From Belize, Part II: We go swimming.

After school today, as a little boy (age 12, but small) named Wilford closed the metal blinds on my windows, I asked Gwen Usher, the St. Peter Claver teacher who's come to be our heavy, where I could go swimming. "Where can I go swimming?" I asked her. Belize is known for its beautiful, clear water, its incomparable diving, its rainbow-glittery snorkeling, but not for its beaches. It's the kind of country you boat out from.

It's true live at a particularly non-beachy part of the country. The silt run-off from jungle rivers pours down into the Gulf of Honduras, on which we're located (my roommate Annette tells me), and makes the local waters muddy, brown, tumbly, and great for fishing. (I actually don't know if that makes them great for fishing, but they are, apparently, great for fishing.) Apart from the color of the waters nearby, everything else about our cute town is island, coastal-rific.

Ms. Usher said, thinking about my question, "Hm, a good bathe. Where are you staying?" I told her Charlton's Inn, at the end of Main Street, and she said people usually go to a good spot about a mile up the road that lines the coast. Go up from our hotel, make a left at Texaco, and head on until you hit beach.

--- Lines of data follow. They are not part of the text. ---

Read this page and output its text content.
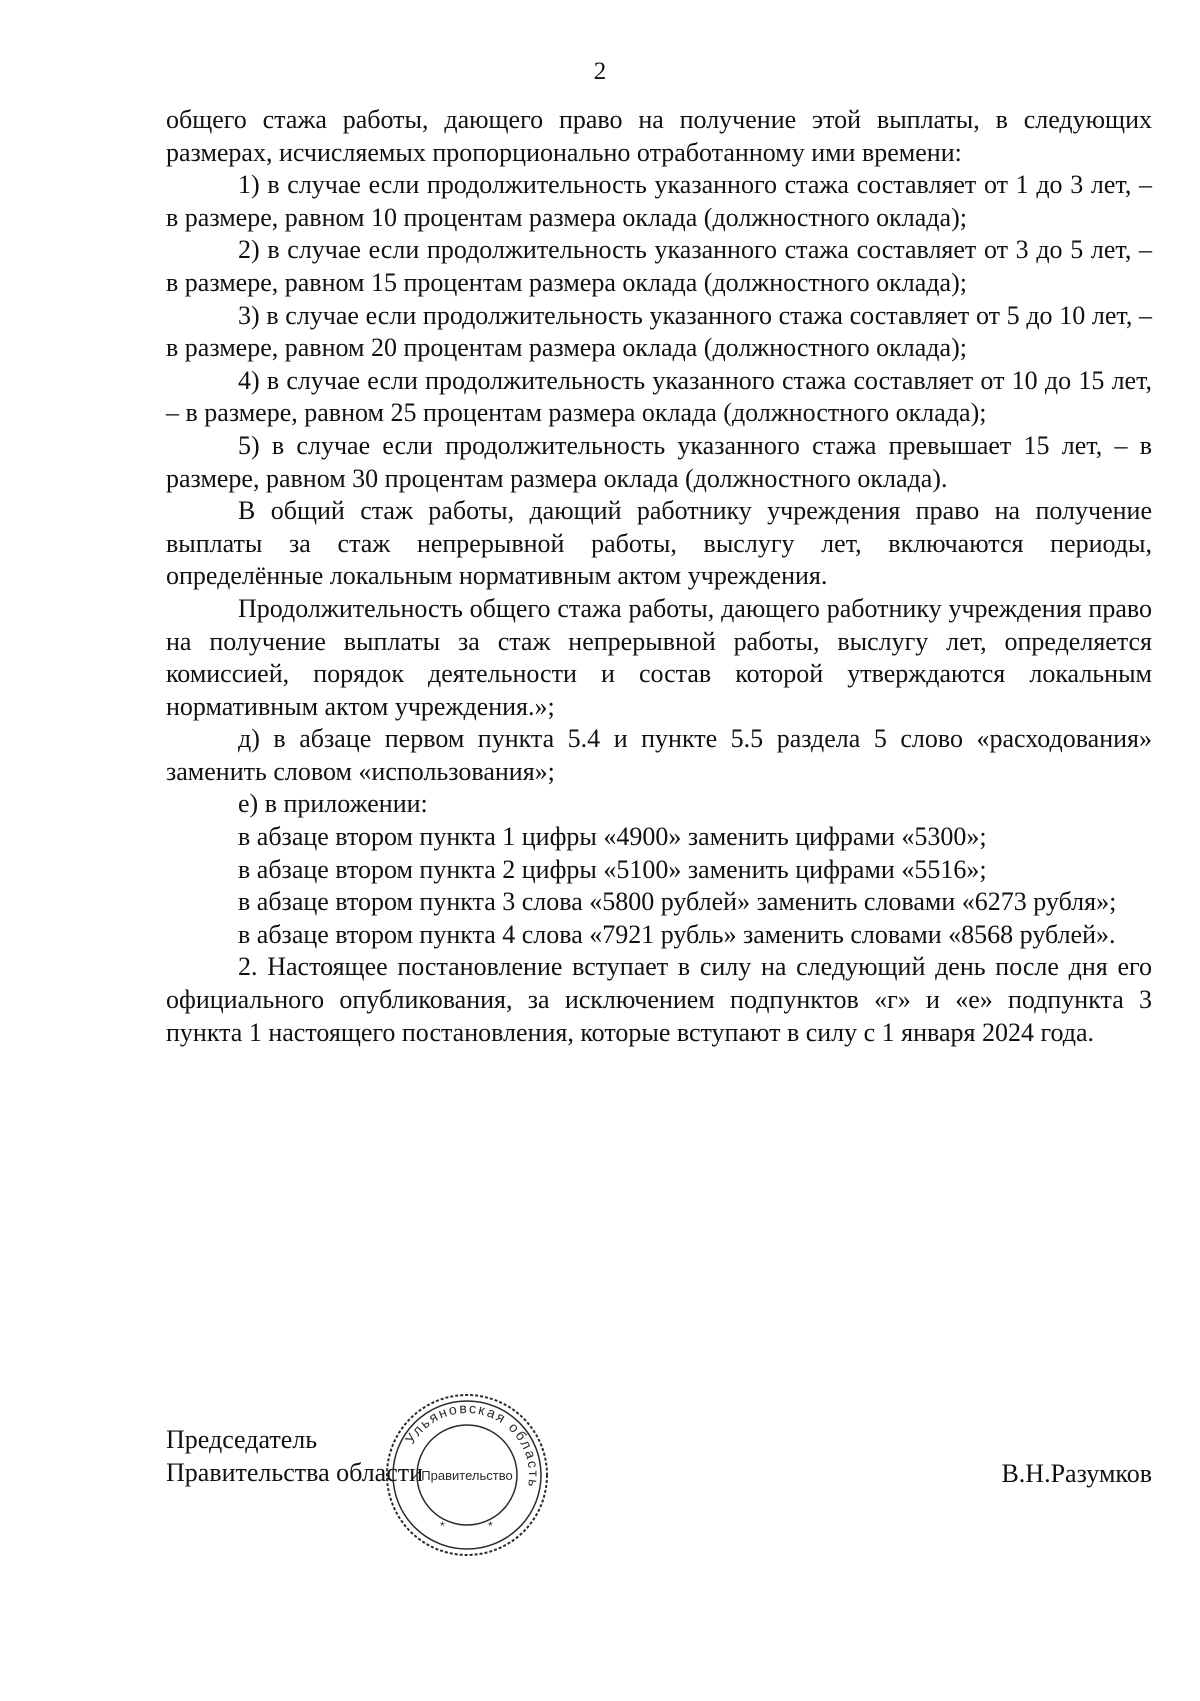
2

общего стажа работы, дающего право на получение этой выплаты, в следующих размерах, исчисляемых пропорционально отработанному ими времени:

1) в случае если продолжительность указанного стажа составляет от 1 до 3 лет, – в размере, равном 10 процентам размера оклада (должностного оклада);

2) в случае если продолжительность указанного стажа составляет от 3 до 5 лет, – в размере, равном 15 процентам размера оклада (должностного оклада);

3) в случае если продолжительность указанного стажа составляет от 5 до 10 лет, – в размере, равном 20 процентам размера оклада (должностного оклада);

4) в случае если продолжительность указанного стажа составляет от 10 до 15 лет, – в размере, равном 25 процентам размера оклада (должностного оклада);

5) в случае если продолжительность указанного стажа превышает 15 лет, – в размере, равном 30 процентам размера оклада (должностного оклада).

В общий стаж работы, дающий работнику учреждения право на получение выплаты за стаж непрерывной работы, выслугу лет, включаются периоды, определённые локальным нормативным актом учреждения.

Продолжительность общего стажа работы, дающего работнику учреждения право на получение выплаты за стаж непрерывной работы, выслугу лет, определяется комиссией, порядок деятельности и состав которой утверждаются локальным нормативным актом учреждения.»;

д) в абзаце первом пункта 5.4 и пункте 5.5 раздела 5 слово «расходования» заменить словом «использования»;

е) в приложении:

в абзаце втором пункта 1 цифры «4900» заменить цифрами «5300»;

в абзаце втором пункта 2 цифры «5100» заменить цифрами «5516»;

в абзаце втором пункта 3 слова «5800 рублей» заменить словами «6273 рубля»;

в абзаце втором пункта 4 слова «7921 рубль» заменить словами «8568 рублей».

2. Настоящее постановление вступает в силу на следующий день после дня его официального опубликования, за исключением подпунктов «г» и «е» подпункта 3 пункта 1 настоящего постановления, которые вступают в силу с 1 января 2024 года.

Председатель
Правительства области	В.Н.Разумков
Ульяновская область
Правительство
*	*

So, after work, we did. We taught our first 7:30-3:15 day today (with two 15-minute breaks and an hour and a half for lunch, as is the norm here), and that third period (the last period) was hard. Our feet are sore from too many teacher hours in flip-flops and Chacos. My voice was tired from saying again and again and again (teaching--teaching is a career that centers on repeating the same sentence 900,000 times at day): "There are TWO correct ways to write a date: MONTH SPACE DATE COMMA SPACE YEAR ORRRrrr DATE ORDINAL SPACE MONTH SPACE YEAR." (This is a small teacherly fiction I picked up from our school's principal; in English, it's so nice to teach rules that are hard and fast that I find myself pharisaically holding onto them). And we were ready to leave our apartment to do something other than scour the local, dimly lit, and dusty shops for cans of something something, small plastic bowls, and something to eat--anything--that was fresh and appetizing (chocolate milk is the closest we've come so far, but a fermented orange juice was a disappointing second), that we all wrapped up in beach wear and headed off down the highway.

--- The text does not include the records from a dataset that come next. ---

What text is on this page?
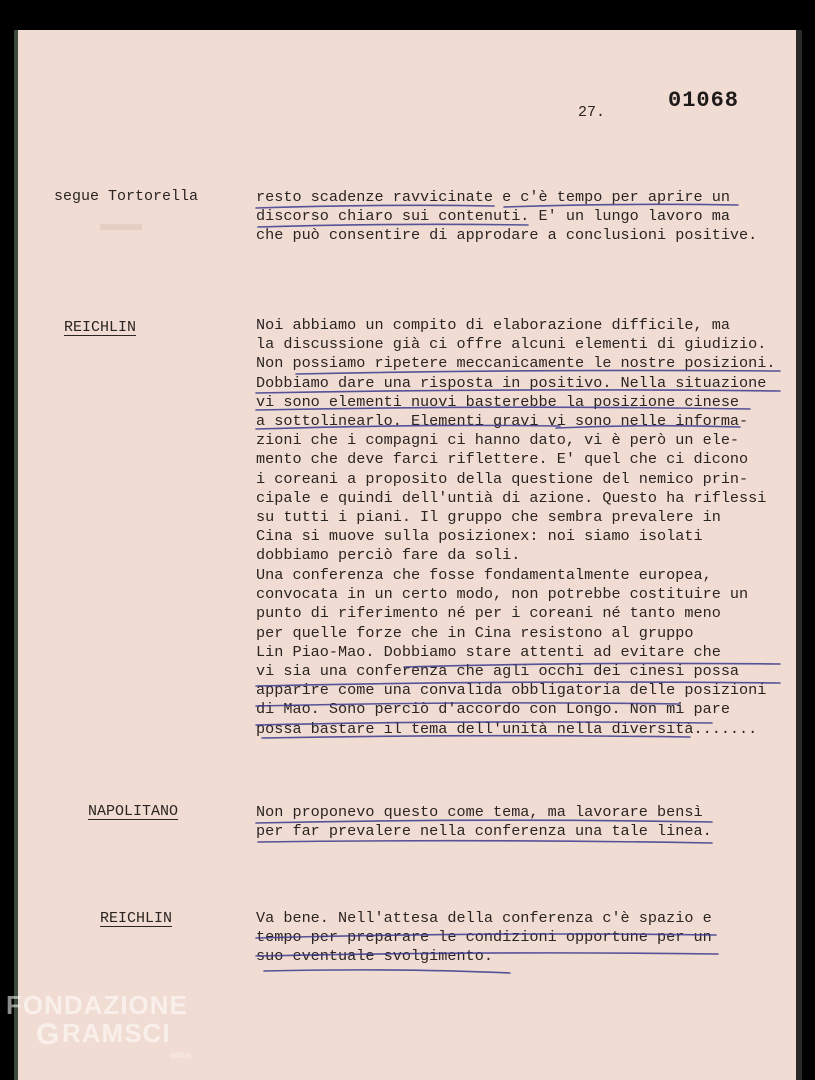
27.	01068
segue Tortorella	resto scadenze ravvicinate e c'è tempo per aprire un
discorso chiaro sui contenuti. E' un lungo lavoro ma
che può consentire di approdare a conclusioni positive.
REICHLIN	Noi abbiamo un compito di elaborazione difficile, ma
la discussione già ci offre alcuni elementi di giudizio.
Non possiamo ripetere meccanicamente le nostre posizioni.
Dobbiamo dare una risposta in positivo. Nella situazione
vi sono elementi nuovi basterebbe la posizione cinese
a sottolinearlo. Elementi gravi vi sono nelle informa-
zioni che i compagni ci hanno dato, vi è però un ele-
mento che deve farci riflettere. E' quel che ci dicono
i coreani a proposito della questione del nemico prin-
cipale e quindi dell'untià di azione. Questo ha riflessi
su tutti i piani. Il gruppo che sembra prevalere in
Cina si muove sulla posizionex: noi siamo isolati
dobbiamo perciò fare da soli.
Una conferenza che fosse fondamentalmente europea,
convocata in un certo modo, non potrebbe costituire un
punto di riferimento né per i coreani né tanto meno
per quelle forze che in Cina resistono al gruppo
Lin Piao-Mao. Dobbiamo stare attenti ad evitare che
vi sia una conferenza che agli occhi dei cinesi possa
apparire come una convalida obbligatoria delle posizioni
di Mao. Sono perciò d'accordo con Longo. Non mi pare
possa bastare il tema dell'unità nella diversità.......
NAPOLITANO	Non proponevo questo come tema, ma lavorare bensì
per far prevalere nella conferenza una tale linea.
REICHLIN	Va bene. Nell'attesa della conferenza c'è spazio e
tempo per preparare le condizioni opportune per un
suo eventuale svolgimento.
FONDAZIONE
G RAMSCI
onlus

It was rush hour, it was a highway, there were no sidewalks, and we spent most of our time dodging locals on bikes, who'd pass by with children or Honey Bunches of Oats or, in one instance, an electronic keyboard leaning on, hanging from, or strandling the handlebars of their bikes. We briefly considered hitchhiking.

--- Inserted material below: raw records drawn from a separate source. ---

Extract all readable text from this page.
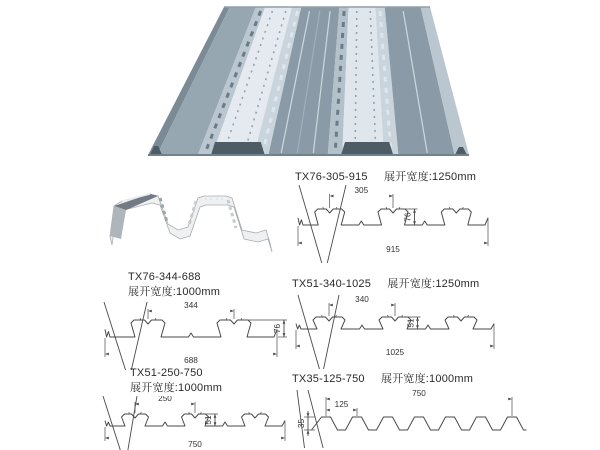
TX76-305-915 展开宽度:1250mm
305
76
915
TX76-344-688
展开宽度:1000mm
344
76
688
TX51-340-1025 展开宽度:1250mm
340
51
1025
TX51-250-750
展开宽度:1000mm
250
51
750
TX35-125-750 展开宽度:1000mm
750
125
35
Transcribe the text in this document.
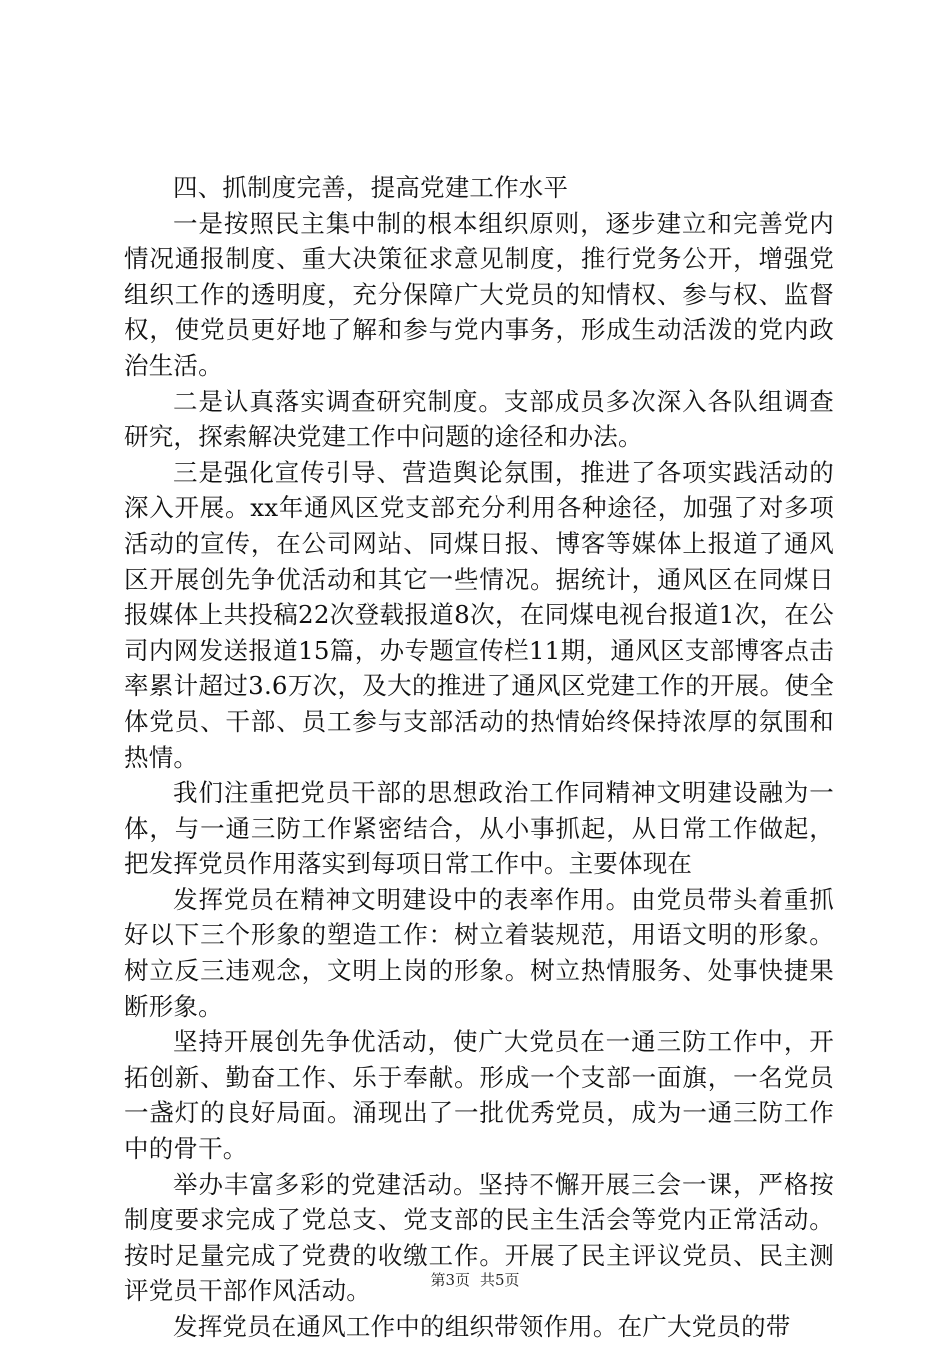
四、抓制度完善，提高党建工作水平

一是按照民主集中制的根本组织原则，逐步建立和完善党内情况通报制度、重大决策征求意见制度，推行党务公开，增强党组织工作的透明度，充分保障广大党员的知情权、参与权、监督权，使党员更好地了解和参与党内事务，形成生动活泼的党内政治生活。

二是认真落实调查研究制度。支部成员多次深入各队组调查研究，探索解决党建工作中问题的途径和办法。

三是强化宣传引导、营造舆论氛围，推进了各项实践活动的深入开展。xx年通风区党支部充分利用各种途径，加强了对多项活动的宣传，在公司网站、同煤日报、博客等媒体上报道了通风区开展创先争优活动和其它一些情况。据统计，通风区在同煤日报媒体上共投稿22次登载报道8次，在同煤电视台报道1次，在公司内网发送报道15篇，办专题宣传栏11期，通风区支部博客点击率累计超过3.6万次，及大的推进了通风区党建工作的开展。使全体党员、干部、员工参与支部活动的热情始终保持浓厚的氛围和热情。

我们注重把党员干部的思想政治工作同精神文明建设融为一体，与一通三防工作紧密结合，从小事抓起，从日常工作做起，把发挥党员作用落实到每项日常工作中。主要体现在

发挥党员在精神文明建设中的表率作用。由党员带头着重抓好以下三个形象的塑造工作：树立着装规范，用语文明的形象。树立反三违观念，文明上岗的形象。树立热情服务、处事快捷果断形象。

坚持开展创先争优活动，使广大党员在一通三防工作中，开拓创新、勤奋工作、乐于奉献。形成一个支部一面旗，一名党员一盏灯的良好局面。涌现出了一批优秀党员，成为一通三防工作中的骨干。

举办丰富多彩的党建活动。坚持不懈开展三会一课，严格按制度要求完成了党总支、党支部的民主生活会等党内正常活动。按时足量完成了党费的收缴工作。开展了民主评议党员、民主测评党员干部作风活动。

发挥党员在通风工作中的组织带领作用。在广大党员的带

第3页 共5页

The water was choppy and brown, but we found a wharf and a coast of rocks and put our feet in. It was so warm, sometimes I couldn't feel the water. But Annette and I were hoping for more than foot baths. We left Peter and Michelle sitting on the wharf and walked down to a corner of the beach where the sand turned into the water, and there was a little boy in boxers doing cartwheels. (His mother was watching.) The water was a little more than a foot deep, and I could lie down in it and be rocked towards the shore with only a waveish now and then on my face. Salty, dirty, and so nice.

Annette and I left the water when she began to be nibbled (we're thinking crab?), and we picked up Peter and Michelle and walked back into town (past two more of these mysterious and ubiquitous hand-painted signs: "This way to Earth Runnings"), where we ducked back into a little shop and bought a small can of salsa, another can of black beans, a can of stewed tomatoes, and, for the others, a 50 cent package of chocolate-flavored chocolate cookies. At home, we had two pounds of fresh corn tortillas we'd bought at lunch hour from the tortilla factory across the street. These all would be dinner.

As I'm writing this, we're two hours post-dinner, three hours post-swimming, and I can still feel the wet of my suit through my shorts and sweatshirt. My ears have dirt in them, and I have swimming hair. It's time to read my scriptures, time to watch The Office, maybe time to plan a lesson.

It's lovely here.
Sarah

P.S. I'm going to send another email that will have a number of pictures attached to it, as I'm not sure I have time for Picasa before the Dreamlight closes. But you can delete it or not open it, if that would be helpful. Also, it might not go through. We'll see.